A more balanced focus on the middle-class, stronger investments in technology and increased support for skills and training in the IT space were just some of the common issues that were raised by these solution providers.
Especially with the weakening U.S. economy and the recent Wall Street stock market mayhem, Don Conaby, president of Oshawa, Ont.-based Conpute, a solutions services provider, and also the company claiming the 64th spot on CDN’s Top 100 solution providers list for 2007, said although the Canadian economy is in a good place right now, the country can not help but be affected by its U.S. counterpart’s economical woes.
“If the U.S. sneezes, Canada catches a cold,” he said. “From a business perspective, especially with the economic climate this year, 2008 has been more of a wait-and-see year. People are being much more cautious with their spending and we can’t do anything about the credit crunch.”
That’s why David MacDonald, CEO of Softchoice, a North American large account reseller, and also CDN’s number one solution provider last year, said whoever ends up winning the election must be focused on a more balanced and regulatory environment that places makes an investment in the middle-class, which he says, is where most of the IT spending is coming from. Along with focusing on the middle-class, MacDonald said the next leader to come into power must also be able to drive the nation’s growth and recognition in the global economy as a whole.
“We haven’t developed our productivity levels strong enough,” he suggests. “We need a government that will take advantage of technology. Technology will help us drive our position in the world and will ultimately drive growth and productivity within the global economy.”
Conaby says as a business executive in the IT industry, he tends to be more of a Conservative party supporter. Especially now that the party is touting the introduction of lower taxes for small businesses as part of its political platform, Conaby says tax breaks will help solution providers and other small businesses out there today.
“Taxes are always a burden and we need to work to decrease this,” he adds.
Herman Yeh, the president and owner of Ottawa-based solution provider, Northern Micro, and also the president and board of director for the Canadian IT Provider Association (CITPA), says the government should also encourage more of a knowledge-based IT working environment.
CITPA, Yeh explains, is an association made up of a group of about 20-24 resellers.
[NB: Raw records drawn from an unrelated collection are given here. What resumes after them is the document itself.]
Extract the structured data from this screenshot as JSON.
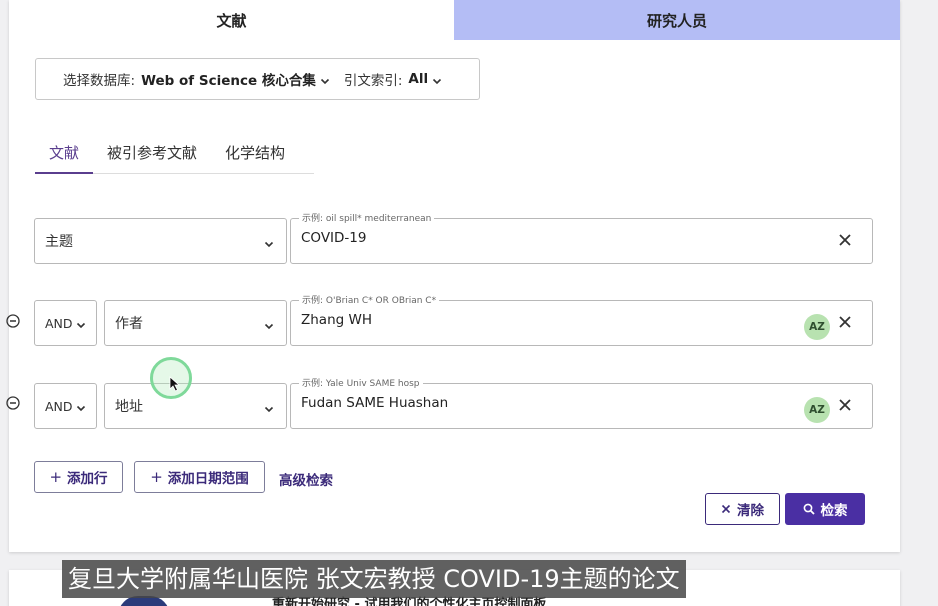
{
  "top_tabs": {
    "documents": "文献",
    "researchers": "研究人员"
  },
  "database": {
    "label": "选择数据库:",
    "value": "Web of Science 核心合集",
    "citation_label": "引文索引:",
    "citation_value": "All"
  },
  "sub_tabs": [
    "文献",
    "被引参考文献",
    "化学结构"
  ],
  "rows": [
    {
      "operator": "",
      "field": "主题",
      "hint": "示例: oil spill* mediterranean",
      "value": "COVID-19"
    },
    {
      "operator": "AND",
      "field": "作者",
      "hint": "示例: O'Brian C* OR OBrian C*",
      "value": "Zhang WH"
    },
    {
      "operator": "AND",
      "field": "地址",
      "hint": "示例: Yale Univ SAME hosp",
      "value": "Fudan SAME Huashan"
    }
  ],
  "actions": {
    "add_row": "添加行",
    "add_date_range": "添加日期范围",
    "advanced_search": "高级检索",
    "clear": "清除",
    "search": "检索"
  },
  "az_badge": "AZ",
  "bottom_text": "重新开始研究 - 试用我们的个性化主页控制面板",
  "subtitle": "复旦大学附属华山医院 张文宏教授 COVID-19主题的论文",
  "colors": {
    "accent": "#4a2fa3",
    "tab_inactive": "#b4bdf5",
    "az_badge": "#b8e2b0"
  }
}
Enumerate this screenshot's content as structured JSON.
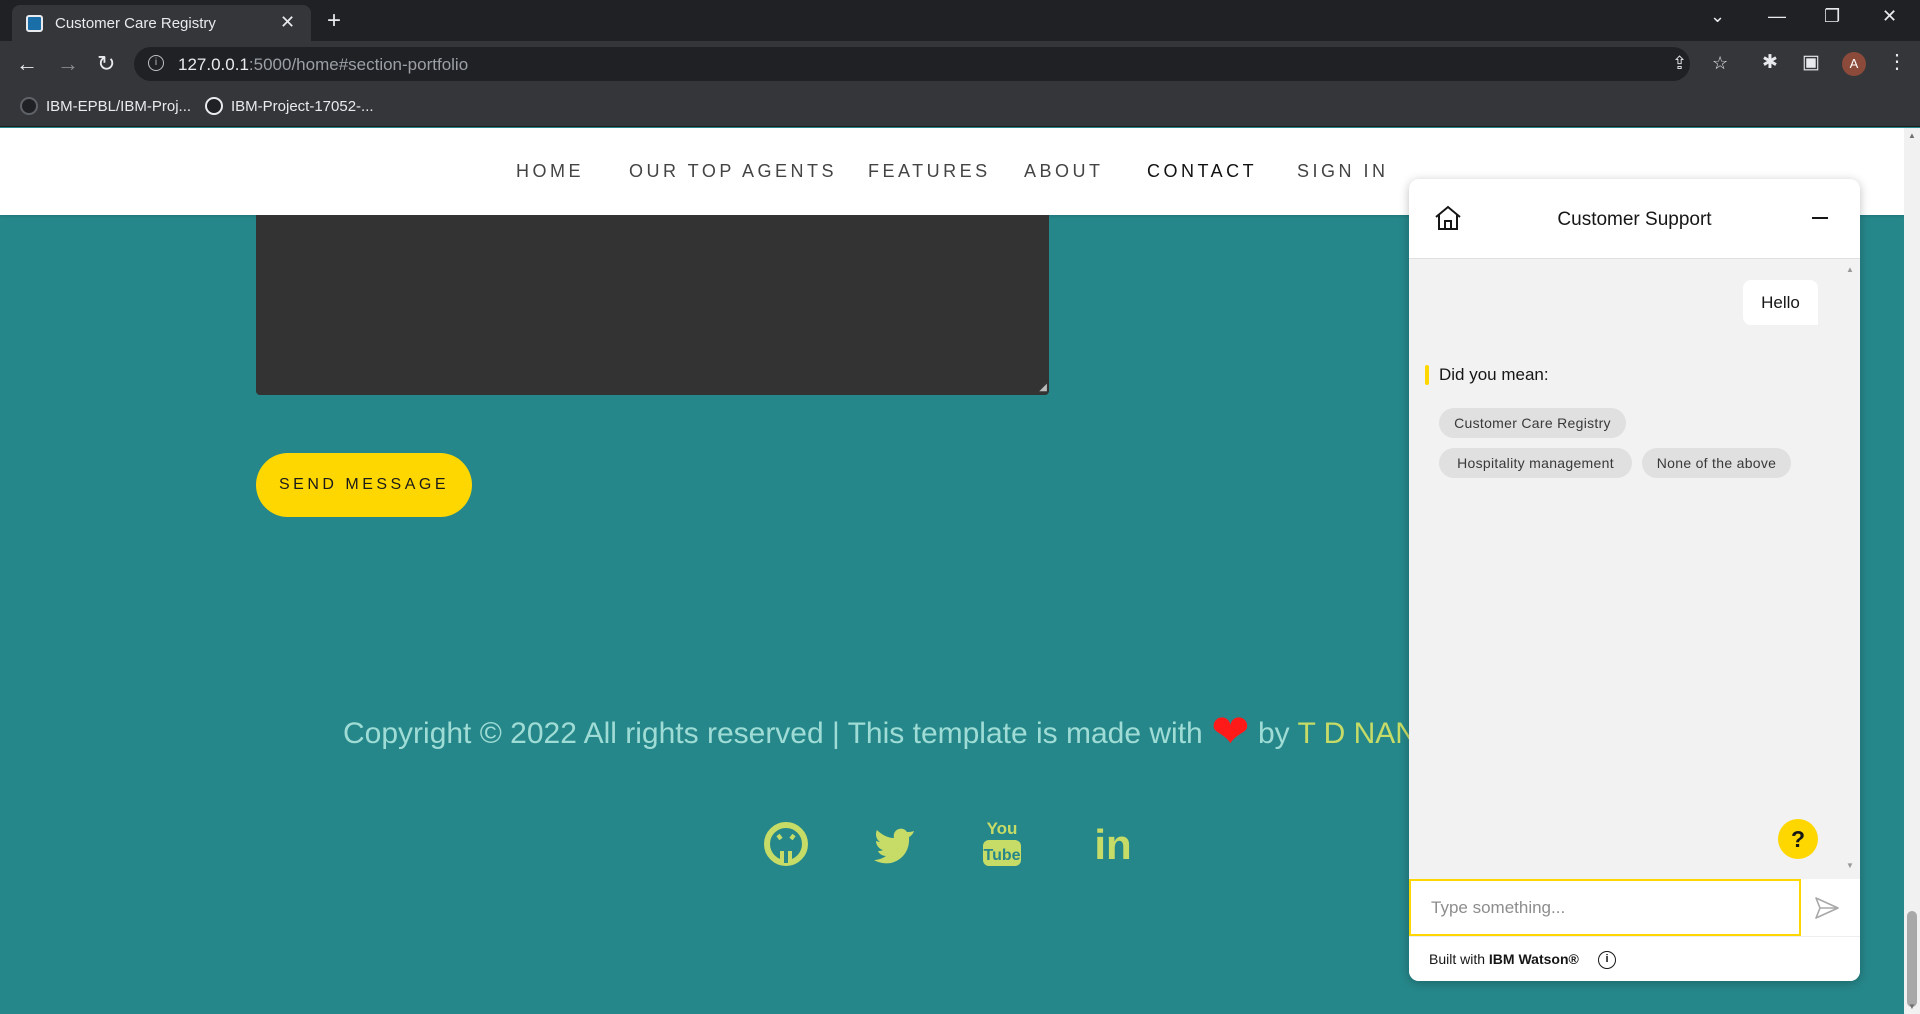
{
  "browser": {
    "tab_title": "Customer Care Registry",
    "url_host": "127.0.0.1",
    "url_path": ":5000/home#section-portfolio",
    "profile_initial": "A",
    "bookmarks": [
      {
        "label": "IBM-EPBL/IBM-Proj..."
      },
      {
        "label": "IBM-Project-17052-..."
      }
    ]
  },
  "site_nav": {
    "items": [
      {
        "label": "HOME"
      },
      {
        "label": "OUR TOP AGENTS"
      },
      {
        "label": "FEATURES"
      },
      {
        "label": "ABOUT"
      },
      {
        "label": "CONTACT"
      },
      {
        "label": "SIGN IN"
      }
    ],
    "active": "CONTACT"
  },
  "contact": {
    "send_label": "SEND MESSAGE"
  },
  "footer": {
    "copyright_prefix": "Copyright © 2022 All rights reserved | This template is made with",
    "heart": "❤",
    "by": "by",
    "author": "T D NAN",
    "social_icons": [
      "github-icon",
      "twitter-icon",
      "youtube-icon",
      "linkedin-icon"
    ],
    "youtube_top": "You",
    "youtube_bottom": "Tube",
    "linkedin_text": "in"
  },
  "chat": {
    "title": "Customer Support",
    "user_message": "Hello",
    "bot_prompt": "Did you mean:",
    "suggestions": [
      {
        "label": "Customer Care Registry"
      },
      {
        "label": "Hospitality management"
      },
      {
        "label": "None of the above"
      }
    ],
    "input_placeholder": "Type something...",
    "help_label": "?",
    "footer_prefix": "Built with",
    "footer_brand": "IBM Watson®"
  },
  "colors": {
    "page_bg": "#26878a",
    "accent_yellow": "#ffd700",
    "social_green": "#c7dc66",
    "textarea_bg": "#333333"
  }
}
The goal of the association is to help the government see the value that the channel brings to a vendor or manufacturer’s overall distribution and go-to-market model.
“Usually when political leaders change, that doesn’t really affect how end-users buy IT products,” he said. “It is important for the government though, to ensure that we continue to have a stable environment so that we as VARs can continue providing our services to our clients.”
Stuart Crawford, vice-president of business development for IT Matters Inc., a Calgary-based solution provider that specializes in computer services and network solutions, said the biggest issue he currently sees out in the Canadian West is the shortage of skilled workers.
“My biggest challenge is with skilled labour and finding the right people to do the job,” Crawford said. “The ongoing challenge is the retention of skilled people. Anyone can be an IT professional because there’s no governing standard which states workers have to pass industry-certified tests. I’d like to see the federal or provincial government implement some sort of certification for IT workers.”
Although it’s too early to even begin to speculate as to which political party will win the most votes, one thing, Crawford says, is certain. “For a leader, at the end of the day, what it’ll really come down to is who can help the economy rebound based on what’s already happened today, and which party will have a plan that they can then successfully execute on.”